Trotz des dramatischen Kampfs gegen die Atomkatastrophe: Die Tokioter Börse hat eine Teil ihrer Verluste wieder wettgemacht. Zur Beruhigung trug die Zentralbank bei, sie pumpte erneut Milliarden in den Markt.

Japaner vor Nikkei-Anzeige: "Ein bisschen zu viel Panik bekommen" Zur Großansicht
DPA

Japaner vor Nikkei-Anzeige: "Ein bisschen zu viel Panik bekommen"

Tokio - Die Talfahrt des Nikkei Chart zeigen scheint vorerst gestoppt. Der japanische Aktienindex stieg bis Mittwochnachmittag (Ortszeit) um 5,68 Prozent auf 9,093.72. Seit Montag hatte er zuvor 16 Prozent verloren und am Dienstagabend auf dem niedrigsten Stand seit zwei Jahren geschlossen.

"Die Erholung ist ziemlich stark, weil Investoren gemerkt haben, dass sie gestern ein bisschen zu viel Panik bekommen haben", sagte Fujio Ando von Chibagin Asset Management.

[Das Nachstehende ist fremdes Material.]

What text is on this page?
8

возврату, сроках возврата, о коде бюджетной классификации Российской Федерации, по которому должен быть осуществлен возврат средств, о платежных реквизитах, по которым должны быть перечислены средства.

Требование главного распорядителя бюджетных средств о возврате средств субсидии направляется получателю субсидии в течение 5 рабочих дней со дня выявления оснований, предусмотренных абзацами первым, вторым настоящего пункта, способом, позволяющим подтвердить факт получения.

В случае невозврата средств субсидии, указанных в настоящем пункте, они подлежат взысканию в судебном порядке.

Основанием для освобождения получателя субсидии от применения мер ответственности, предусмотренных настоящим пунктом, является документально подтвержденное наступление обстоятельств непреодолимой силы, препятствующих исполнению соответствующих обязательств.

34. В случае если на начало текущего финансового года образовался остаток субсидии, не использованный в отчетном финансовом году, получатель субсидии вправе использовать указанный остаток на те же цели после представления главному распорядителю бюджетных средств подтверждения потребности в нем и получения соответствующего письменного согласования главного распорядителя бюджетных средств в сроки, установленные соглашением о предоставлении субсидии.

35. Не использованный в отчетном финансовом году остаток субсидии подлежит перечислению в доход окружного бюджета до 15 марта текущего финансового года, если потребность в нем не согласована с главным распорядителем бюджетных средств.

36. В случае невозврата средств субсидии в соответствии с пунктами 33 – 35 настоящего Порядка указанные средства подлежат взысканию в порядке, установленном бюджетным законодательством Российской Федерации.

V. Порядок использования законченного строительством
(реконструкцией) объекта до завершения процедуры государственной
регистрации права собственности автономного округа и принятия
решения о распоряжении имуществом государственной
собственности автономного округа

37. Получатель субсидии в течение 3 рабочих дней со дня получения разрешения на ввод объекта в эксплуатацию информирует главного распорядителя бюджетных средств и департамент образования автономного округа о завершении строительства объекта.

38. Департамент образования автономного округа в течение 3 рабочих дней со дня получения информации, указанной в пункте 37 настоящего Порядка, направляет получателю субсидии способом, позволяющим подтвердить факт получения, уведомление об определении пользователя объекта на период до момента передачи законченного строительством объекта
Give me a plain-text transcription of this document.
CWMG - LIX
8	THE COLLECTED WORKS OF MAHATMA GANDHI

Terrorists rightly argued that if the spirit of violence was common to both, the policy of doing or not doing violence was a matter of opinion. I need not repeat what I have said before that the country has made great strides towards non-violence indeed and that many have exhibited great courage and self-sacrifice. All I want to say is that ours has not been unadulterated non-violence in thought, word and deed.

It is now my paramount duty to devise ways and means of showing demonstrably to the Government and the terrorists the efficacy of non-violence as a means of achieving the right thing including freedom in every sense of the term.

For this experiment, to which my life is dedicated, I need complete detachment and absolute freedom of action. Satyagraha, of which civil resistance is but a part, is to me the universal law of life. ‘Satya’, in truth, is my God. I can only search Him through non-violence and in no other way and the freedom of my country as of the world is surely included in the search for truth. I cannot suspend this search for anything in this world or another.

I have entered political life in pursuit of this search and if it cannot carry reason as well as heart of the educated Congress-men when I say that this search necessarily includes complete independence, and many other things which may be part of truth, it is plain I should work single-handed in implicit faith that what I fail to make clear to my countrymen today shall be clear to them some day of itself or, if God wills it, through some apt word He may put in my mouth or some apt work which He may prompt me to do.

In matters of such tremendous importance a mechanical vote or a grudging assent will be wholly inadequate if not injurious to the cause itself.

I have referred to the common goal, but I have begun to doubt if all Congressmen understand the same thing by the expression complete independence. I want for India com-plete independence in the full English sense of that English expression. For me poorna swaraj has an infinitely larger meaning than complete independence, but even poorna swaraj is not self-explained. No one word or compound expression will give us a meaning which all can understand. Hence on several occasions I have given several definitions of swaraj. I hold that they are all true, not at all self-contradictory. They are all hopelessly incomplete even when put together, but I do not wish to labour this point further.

Gewinne von mehr als acht Prozent gab es etwa für den Elektronikkonzern Sony Chart zeigen. Das Unternehmen hatte bekanntgegeben, Teile seiner Produktion ins Ausland zu verlagern, weil mehrere japanische Fabriken seit dem Erdbeben geschlossen sind.

Börsenchef Atsushi Saito hatte Anleger am Dienstag zur Ruhe aufgerufen. "Ich glaube, dass Japans Erfahrung, Wissen und Technologien bei der Erholung von Erdbeben nicht unterschätzt werden sollten und sich der Aktienmarkt bald erholten wird", sagte er.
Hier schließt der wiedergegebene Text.